Isaac Asimov (January 2, 1920 – April 6, 1992) liked one of his stories above all others – more than the 500 or so stories he wrote or edited, including the bestselling I, Robot, the Foundation series and Lecherous Limericks. The story is The Last Question. First published in the November 1956 issue of Science Fiction Quarterly, the short story tells of the ability of humankind to cope with and potentially reverse the process of entropy.
In 1975, Asminov wrote of The Last Question:
Why is it my favorite?
For one thing I got the idea all at once and didn’t have to fiddle with it; and I wrote it in white-heat and scarcely had to change a word. This sort of thing endears any story to any writer.
Then, too, it has had the strangest effect on my readers. Frequently someone writes to ask me if I can give them the name of a story, which they think I may have written, and tell them where to find it. They don’t remember the title but when they describe the story it is invariably ‘The Last Question’. This has reached the point where I recently received a long-distance phone call from a desperate man who began, “Dr. Asimov, there’s a story I think you wrote, whose title I can’t remember—” at which point I interrupted to tell him it was ‘The Last Question’ and when I described the plot it proved to be indeed the story he was after.

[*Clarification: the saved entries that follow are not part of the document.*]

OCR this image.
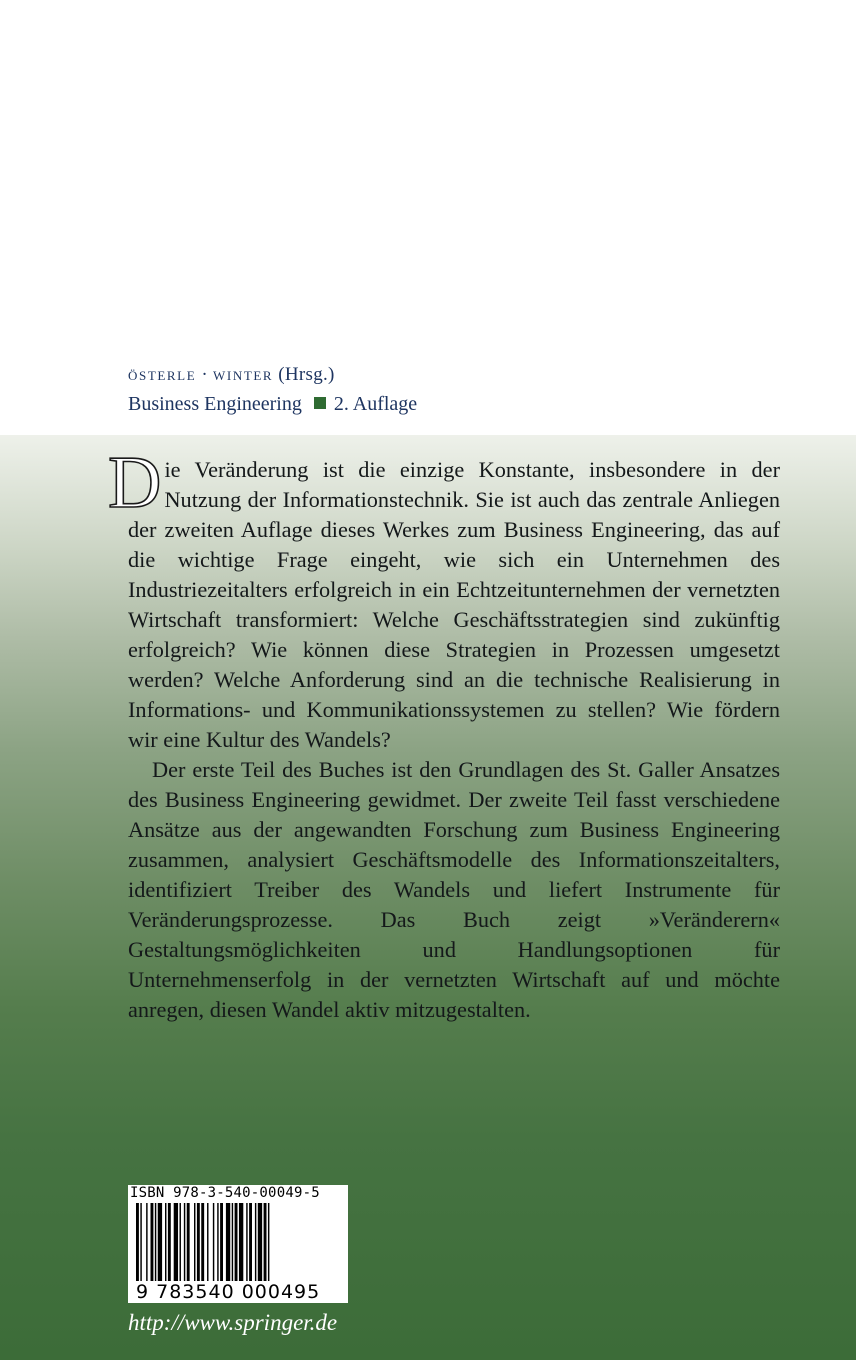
österle · winter (Hrsg.)
Business Engineering 2. Auflage

Die Veränderung ist die einzige Konstante, insbesondere in der Nutzung der Informationstechnik. Sie ist auch das zentrale Anliegen der zweiten Auflage dieses Werkes zum Business Engineering, das auf die wichtige Frage eingeht, wie sich ein Unternehmen des Industriezeitalters erfolgreich in ein Echtzeitunternehmen der vernetzten Wirtschaft transformiert: Welche Geschäftsstrategien sind zukünftig erfolgreich? Wie können diese Strategien in Prozessen umgesetzt werden? Welche Anforderung sind an die technische Realisierung in Informations- und Kommunikationssystemen zu stellen? Wie fördern wir eine Kultur des Wandels?

Der erste Teil des Buches ist den Grundlagen des St. Galler Ansatzes des Business Engineering gewidmet. Der zweite Teil fasst verschiedene Ansätze aus der angewandten Forschung zum Business Engineering zusammen, analysiert Geschäftsmodelle des Informationszeitalters, identifiziert Treiber des Wandels und liefert Instrumente für Veränderungsprozesse. Das Buch zeigt »Veränderern« Gestaltungsmöglichkeiten und Handlungsoptionen für Unternehmenserfolg in der vernetzten Wirtschaft auf und möchte anregen, diesen Wandel aktiv mitzugestalten.

ISBN 978-3-540-00049-5
9 783540 000495
http://www.springer.de
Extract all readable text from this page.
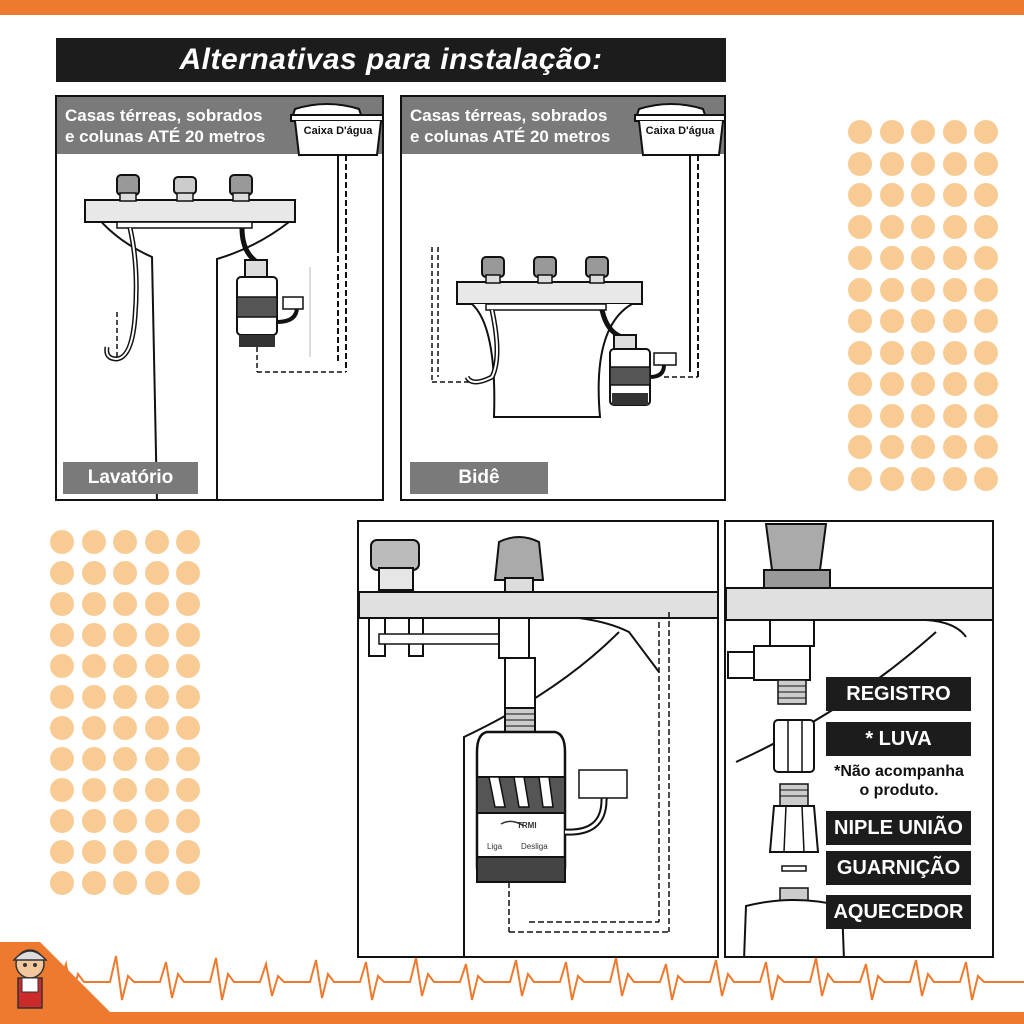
Alternativas para instalação:
Casas térreas, sobrados
e colunas ATÉ 20 metros	Caixa D'água
Lavatório
Casas térreas, sobrados
e colunas ATÉ 20 metros	Caixa D'água
Bidê
TRMI
Liga Desliga
REGISTRO
* LUVA
*Não acompanha
o produto.
NIPLE UNIÃO
GUARNIÇÃO
AQUECEDOR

I left him convinced I could read minds at a distance of a thousand miles.
The story embraces ideas of God and creation, the scientific and the spiritual. Asimov explained his outlook on life:
Have I told you that I prefer “rationalism” to “atheism”? The word “atheist,” meaning “no God,” is negative and defeatist. It says what you don’t believe and puts you in an eternal position of defense. “Rationalism” on the other hand states what you DO believe; that, that which can be understood in the light of reason. The question of God and other mystical objects-of-faith are outside reason and therefore play no part in rationalism and you don’t have to waste your time in either attacking or defending that which you rule out of your philosophy altogether.
In the video below, Leonard Nimoy (March 26, 1931 – February 27, 2015) reads The Last Question aloud for an adaptation held at Michigan State University’s Abrams Planetarium in 1966. It was this production that first made Asimov think of The Last Question as his best short story.
And Nimoy is the ideal reader, bet kn own for playing Spock on Star Trek, is the ideal person to read it. A 1967 Time magazine profile says Asimov passed his time “batting out books on a new electric typewriter, emerging only occasionally to watch Star Trek (his favorite TV show)” – he went on to become an advisor to the show.